PyTorch-VAE icon indicating copy to clipboard operation
PyTorch-VAE copied to clipboard

Setting for gamma and max_capacity in Beta_VAE

Open WNZhao1988 opened this issue 2 years ago • 2 comments

Hi, When using beta_VAE for my own dataset, I'm not sure how I could set values for gamma and max_capacity. Should I just use the default one? Or is there any rule for setting them? Does anyone have a sense or explanation of this? Thank you!

WNZhao1988 avatar Mar 21 '22 09:03 WNZhao1988

Hi! I've been working with B-VAE and the controlled capacity B-VAE (the one you're referencing) quite a bit lately, and I found myself asking this exact question.
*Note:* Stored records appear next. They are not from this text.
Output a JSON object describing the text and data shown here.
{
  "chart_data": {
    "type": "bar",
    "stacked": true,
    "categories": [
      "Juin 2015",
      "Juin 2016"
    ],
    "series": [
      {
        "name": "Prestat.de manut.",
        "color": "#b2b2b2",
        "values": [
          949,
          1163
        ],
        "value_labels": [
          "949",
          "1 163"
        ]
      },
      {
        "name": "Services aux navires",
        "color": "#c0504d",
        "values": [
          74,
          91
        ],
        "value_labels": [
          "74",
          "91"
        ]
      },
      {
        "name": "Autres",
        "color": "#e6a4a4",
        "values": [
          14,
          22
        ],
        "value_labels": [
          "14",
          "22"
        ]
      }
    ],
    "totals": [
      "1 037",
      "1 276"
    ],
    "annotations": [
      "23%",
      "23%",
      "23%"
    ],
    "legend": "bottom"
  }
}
I found this repository especially helpful in figuring out the parameters. Long story short: reconstruction loss is summed across each image and the sum is then averaged across your batch. The implementation in this repository computes the pixel-wise average which doesn't work well with the intended parameters. Modifying the function results in a scale that algins properly with the Understanding disentangling in β-VAE, Burgess et al., arxiv:1804.03599, 2018 paper. And the default values will have a much better time working out of the box.

Modified function:

    def loss_function(self,
                      *args,
                      **kwargs) -> dict:
        self.num_iter += 1
        recons = args[0]
        input = args[1]
        mu = args[2]
        log_var = args[3]
        kld_weight = kwargs['M_N']  # Account for the minibatch samples from the dataset

       # original: recons_loss = F.mse_loss(recons, input)
       # modified:
        recons_loss = F.mse_loss(recons, input, reduction="sum").div(input.shape[0])

        kld_loss = torch.mean(-0.5 * torch.sum(1 + log_var - mu ** 2 - log_var.exp(), dim = 1), dim = 0)
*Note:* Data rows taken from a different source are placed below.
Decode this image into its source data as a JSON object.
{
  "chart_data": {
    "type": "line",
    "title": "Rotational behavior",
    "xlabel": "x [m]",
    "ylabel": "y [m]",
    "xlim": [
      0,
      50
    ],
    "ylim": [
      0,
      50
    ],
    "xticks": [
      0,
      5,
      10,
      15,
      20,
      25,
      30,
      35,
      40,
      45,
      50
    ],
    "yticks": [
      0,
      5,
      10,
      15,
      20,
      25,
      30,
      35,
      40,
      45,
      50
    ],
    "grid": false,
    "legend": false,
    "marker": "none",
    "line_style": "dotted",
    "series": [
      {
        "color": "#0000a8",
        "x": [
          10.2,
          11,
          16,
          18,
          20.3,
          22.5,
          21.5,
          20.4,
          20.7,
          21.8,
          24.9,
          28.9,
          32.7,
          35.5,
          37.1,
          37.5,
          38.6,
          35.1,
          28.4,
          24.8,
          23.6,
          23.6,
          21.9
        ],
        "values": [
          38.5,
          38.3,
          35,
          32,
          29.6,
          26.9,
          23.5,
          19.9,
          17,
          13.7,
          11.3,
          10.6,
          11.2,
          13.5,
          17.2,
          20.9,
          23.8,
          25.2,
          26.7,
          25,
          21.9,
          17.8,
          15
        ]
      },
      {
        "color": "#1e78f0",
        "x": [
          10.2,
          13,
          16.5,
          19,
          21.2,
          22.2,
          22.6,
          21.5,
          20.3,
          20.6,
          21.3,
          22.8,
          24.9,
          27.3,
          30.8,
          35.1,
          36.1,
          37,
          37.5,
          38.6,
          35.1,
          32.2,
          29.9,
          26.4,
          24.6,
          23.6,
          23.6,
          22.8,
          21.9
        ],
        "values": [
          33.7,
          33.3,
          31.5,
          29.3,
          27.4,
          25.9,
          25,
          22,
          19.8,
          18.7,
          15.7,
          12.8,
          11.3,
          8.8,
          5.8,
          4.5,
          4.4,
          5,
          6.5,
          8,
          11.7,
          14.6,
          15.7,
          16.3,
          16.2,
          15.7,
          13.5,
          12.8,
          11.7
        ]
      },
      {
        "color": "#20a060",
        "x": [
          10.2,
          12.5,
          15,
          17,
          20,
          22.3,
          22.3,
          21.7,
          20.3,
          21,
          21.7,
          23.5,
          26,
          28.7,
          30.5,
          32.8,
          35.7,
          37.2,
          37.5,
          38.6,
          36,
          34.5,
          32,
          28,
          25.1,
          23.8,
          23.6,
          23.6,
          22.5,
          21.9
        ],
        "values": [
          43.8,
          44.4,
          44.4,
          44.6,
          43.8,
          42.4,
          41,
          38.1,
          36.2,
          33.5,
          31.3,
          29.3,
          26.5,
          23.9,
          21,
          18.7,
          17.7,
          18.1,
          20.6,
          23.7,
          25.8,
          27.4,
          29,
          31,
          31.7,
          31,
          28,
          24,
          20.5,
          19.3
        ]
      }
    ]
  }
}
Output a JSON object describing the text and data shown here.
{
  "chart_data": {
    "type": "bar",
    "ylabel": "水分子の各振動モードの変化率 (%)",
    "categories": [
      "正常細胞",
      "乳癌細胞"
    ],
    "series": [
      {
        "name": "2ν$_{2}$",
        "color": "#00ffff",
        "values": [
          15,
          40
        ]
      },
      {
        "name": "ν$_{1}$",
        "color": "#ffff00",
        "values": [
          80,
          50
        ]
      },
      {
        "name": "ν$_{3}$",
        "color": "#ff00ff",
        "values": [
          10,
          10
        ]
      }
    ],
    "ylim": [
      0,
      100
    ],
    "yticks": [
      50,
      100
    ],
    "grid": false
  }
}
        if self.loss_type == 'H': # https://openreview.net/forum?id=Sy2fzU9gl
            loss = recons_loss + self.beta * kld_weight * kld_loss
        elif self.loss_type == 'B': # https://arxiv.org/pdf/1804.03599.pdf
            self.C_max = self.C_max.to(input.device)
            C = torch.clamp(self.C_max/self.C_stop_iter * self.num_iter, 0, self.C_max.data[0])
            loss = recons_loss + self.gamma * kld_weight* (kld_loss - C).abs()
        else:
            raise ValueError('Undefined loss type.')

        return {'loss': loss, 'Reconstruction_Loss':recons_loss, 'KLD':kld_loss}

Finally, as for good gamma and max_capacity values: Depending on your application, you can get better reconstruction by increasing the capacity available to the model but you'll also end up with a latent space that has less regularization which may be undesirable for what you're aiming for. KLD Capacity is summed across the latent dimension, so if you've got a latent space of size 64, and your capacity was 32, each of your latent distributions would be able to diverge (on average) by 0.5 each. Or a few dimensions may diverge greatly to take up the capacity available. I'd recommend starting with values from 1/8 to 2x your latent size and visualizing how your losses differ and what effect it has on your reconstructions.
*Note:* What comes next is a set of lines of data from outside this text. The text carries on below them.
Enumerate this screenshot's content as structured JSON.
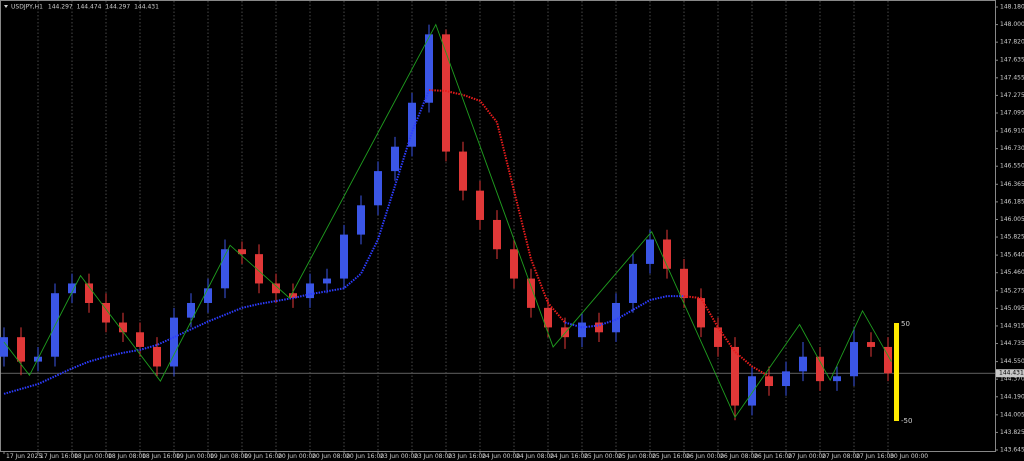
{
  "chart_data": {
    "type": "candlestick",
    "symbol": "USDJPY,H1",
    "ohlc_header": [
      144.297,
      144.474,
      144.297,
      144.431
    ],
    "up_color": "#3b56e6",
    "down_color": "#e03838",
    "xlim": [
      -0.4,
      54.5
    ],
    "xticks": [
      {
        "value": 0,
        "label": "17 Jun 2025"
      },
      {
        "value": 2,
        "label": "17 Jun 16:00"
      },
      {
        "value": 4,
        "label": "18 Jun 00:00"
      },
      {
        "value": 6,
        "label": "18 Jun 08:00"
      },
      {
        "value": 8,
        "label": "18 Jun 16:00"
      },
      {
        "value": 10,
        "label": "19 Jun 00:00"
      },
      {
        "value": 12,
        "label": "19 Jun 08:00"
      },
      {
        "value": 14,
        "label": "19 Jun 16:00"
      },
      {
        "value": 16,
        "label": "20 Jun 00:00"
      },
      {
        "value": 18,
        "label": "20 Jun 08:00"
      },
      {
        "value": 20,
        "label": "20 Jun 16:00"
      },
      {
        "value": 22,
        "label": "23 Jun 00:00"
      },
      {
        "value": 24,
        "label": "23 Jun 08:00"
      },
      {
        "value": 26,
        "label": "23 Jun 16:00"
      },
      {
        "value": 28,
        "label": "24 Jun 00:00"
      },
      {
        "value": 30,
        "label": "24 Jun 08:00"
      },
      {
        "value": 32,
        "label": "24 Jun 16:00"
      },
      {
        "value": 34,
        "label": "25 Jun 00:00"
      },
      {
        "value": 36,
        "label": "25 Jun 08:00"
      },
      {
        "value": 38,
        "label": "25 Jun 16:00"
      },
      {
        "value": 40,
        "label": "26 Jun 00:00"
      },
      {
        "value": 42,
        "label": "26 Jun 08:00"
      },
      {
        "value": 44,
        "label": "26 Jun 16:00"
      },
      {
        "value": 46,
        "label": "27 Jun 00:00"
      },
      {
        "value": 48,
        "label": "27 Jun 08:00"
      },
      {
        "value": 50,
        "label": "27 Jun 16:00"
      },
      {
        "value": 52,
        "label": "30 Jun 00:00"
      }
    ],
    "ylim": [
      143.645,
      148.18
    ],
    "yticks": [
      {
        "value": 148.18,
        "label": "148.180"
      },
      {
        "value": 148,
        "label": "148.000"
      },
      {
        "value": 147.82,
        "label": "147.820"
      },
      147.635,
      147.455,
      147.275,
      147.095,
      {
        "value": 146.91,
        "label": "146.910"
      },
      {
        "value": 146.73,
        "label": "146.730"
      },
      {
        "value": 146.55,
        "label": "146.550"
      },
      146.365,
      146.185,
      146.005,
      145.825,
      {
        "value": 145.64,
        "label": "145.640"
      },
      {
        "value": 145.46,
        "label": "145.460"
      },
      145.275,
      145.095,
      144.915,
      144.735,
      {
        "value": 144.55,
        "label": "144.550"
      },
      {
        "value": 144.37,
        "label": "144.370"
      },
      {
        "value": 144.19,
        "label": "144.190"
      },
      144.005,
      143.825,
      143.645
    ],
    "open": [
      144.6,
      144.8,
      144.55,
      144.6,
      145.25,
      145.35,
      145.15,
      144.95,
      144.85,
      144.7,
      144.5,
      145.0,
      145.15,
      145.3,
      145.7,
      145.65,
      145.35,
      145.25,
      145.2,
      145.35,
      145.4,
      145.85,
      146.15,
      146.5,
      146.75,
      147.2,
      147.9,
      146.7,
      146.3,
      146.0,
      145.7,
      145.4,
      145.1,
      144.9,
      144.8,
      144.95,
      144.85,
      145.15,
      145.55,
      145.8,
      145.5,
      145.2,
      144.9,
      144.7,
      144.1,
      144.4,
      144.3,
      144.45,
      144.6,
      144.35,
      144.4,
      144.75,
      144.7
    ],
    "high": [
      144.9,
      144.9,
      144.7,
      145.35,
      145.45,
      145.45,
      145.25,
      145.05,
      144.95,
      144.8,
      145.1,
      145.25,
      145.4,
      145.8,
      145.78,
      145.75,
      145.45,
      145.35,
      145.45,
      145.5,
      145.95,
      146.25,
      146.6,
      146.85,
      147.3,
      148.0,
      147.95,
      146.8,
      146.4,
      146.1,
      145.8,
      145.5,
      145.2,
      145.0,
      145.05,
      145.05,
      145.25,
      145.65,
      145.9,
      145.9,
      145.6,
      145.3,
      145.0,
      144.8,
      144.5,
      144.5,
      144.55,
      144.75,
      144.7,
      144.5,
      144.9,
      144.85,
      144.8
    ],
    "low": [
      144.5,
      144.41,
      144.45,
      144.5,
      145.15,
      145.05,
      144.85,
      144.75,
      144.6,
      144.4,
      144.4,
      144.9,
      145.05,
      145.2,
      145.55,
      145.25,
      145.15,
      145.1,
      145.1,
      145.25,
      145.3,
      145.75,
      146.05,
      146.4,
      146.65,
      147.1,
      146.6,
      146.2,
      145.9,
      145.6,
      145.3,
      145.0,
      144.8,
      144.68,
      144.7,
      144.75,
      144.75,
      145.05,
      145.45,
      145.4,
      145.1,
      144.8,
      144.6,
      143.95,
      144.0,
      144.2,
      144.2,
      144.35,
      144.25,
      144.25,
      144.3,
      144.6,
      144.35
    ],
    "close": [
      144.8,
      144.55,
      144.6,
      145.25,
      145.35,
      145.15,
      144.95,
      144.85,
      144.7,
      144.5,
      145.0,
      145.15,
      145.3,
      145.7,
      145.65,
      145.35,
      145.25,
      145.2,
      145.35,
      145.4,
      145.85,
      146.15,
      146.5,
      146.75,
      147.2,
      147.9,
      146.7,
      146.3,
      146.0,
      145.7,
      145.4,
      145.1,
      144.9,
      144.8,
      144.95,
      144.85,
      145.15,
      145.55,
      145.8,
      145.5,
      145.2,
      144.9,
      144.7,
      144.1,
      144.4,
      144.3,
      144.45,
      144.6,
      144.35,
      144.4,
      144.75,
      144.7,
      144.43
    ],
    "zigzag": {
      "color": "#1f9e1f",
      "x": [
        0,
        1.5,
        4.5,
        9.2,
        13.3,
        16.8,
        25.4,
        32.3,
        38.1,
        43,
        46.8,
        48.6,
        50.5,
        52.2
      ],
      "values": [
        144.75,
        144.41,
        145.43,
        144.35,
        145.74,
        145.2,
        148.0,
        144.7,
        145.88,
        143.98,
        144.93,
        144.36,
        145.07,
        144.55
      ]
    },
    "trails": [
      {
        "color": "#2d3cff",
        "x": [
          0,
          1,
          2,
          3,
          4,
          5,
          6,
          7,
          8,
          9,
          10,
          11,
          12,
          13,
          14,
          15,
          16,
          17,
          18,
          19,
          20,
          21,
          22,
          23,
          24,
          25
        ],
        "values": [
          144.22,
          144.27,
          144.32,
          144.4,
          144.48,
          144.55,
          144.6,
          144.64,
          144.67,
          144.72,
          144.8,
          144.88,
          144.96,
          145.03,
          145.1,
          145.14,
          145.17,
          145.2,
          145.24,
          145.27,
          145.3,
          145.45,
          145.8,
          146.35,
          146.9,
          147.33
        ]
      },
      {
        "color": "#e81c1c",
        "x": [
          25,
          26,
          27,
          28,
          29,
          30,
          31,
          32,
          33
        ],
        "values": [
          147.33,
          147.32,
          147.28,
          147.22,
          147.0,
          146.3,
          145.6,
          145.15,
          144.95
        ]
      },
      {
        "color": "#2d3cff",
        "x": [
          33,
          34,
          35,
          36,
          37,
          38,
          39,
          40
        ],
        "values": [
          144.95,
          144.9,
          144.92,
          144.98,
          145.08,
          145.18,
          145.22,
          145.22
        ]
      },
      {
        "color": "#e81c1c",
        "x": [
          40,
          41,
          42,
          43,
          44,
          45
        ],
        "values": [
          145.22,
          145.2,
          144.9,
          144.65,
          144.5,
          144.4
        ]
      }
    ],
    "current_price": 144.431,
    "scale_bar": {
      "color": "#ffea00",
      "top": 50,
      "bottom": -50
    },
    "grid": true
  }
}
Gamma on the other hand is dataset dependent. You can run an experiment with a value at i.e. 1000 and work out what % of your loss corresponds to the kld capacity component and tune accordingly. If you're working with 3 channeled images that have been scaled correctly to suit the model input, then 1000 -> 10000 may be a good starting range.

Very verbose reply but I hope that helps.

mjdall avatar Mar 25 '22 01:03 mjdall

@mjdall Could you explain the self.loss_type == 'B' loss and what are the clamp, C_max and C_stop_iter parameters are about from the paper? On another note taking random input and recon, The modified recon you shared generates loss of ~2200 whereas the KLD is around ~4. Even if the $\beta$ = 25 which is not sufficient to balance the high valued reconstruction loss compared to low KLD.
Any thoughts on that?

ranabanik avatar Mar 11 '24 17:03 ranabanik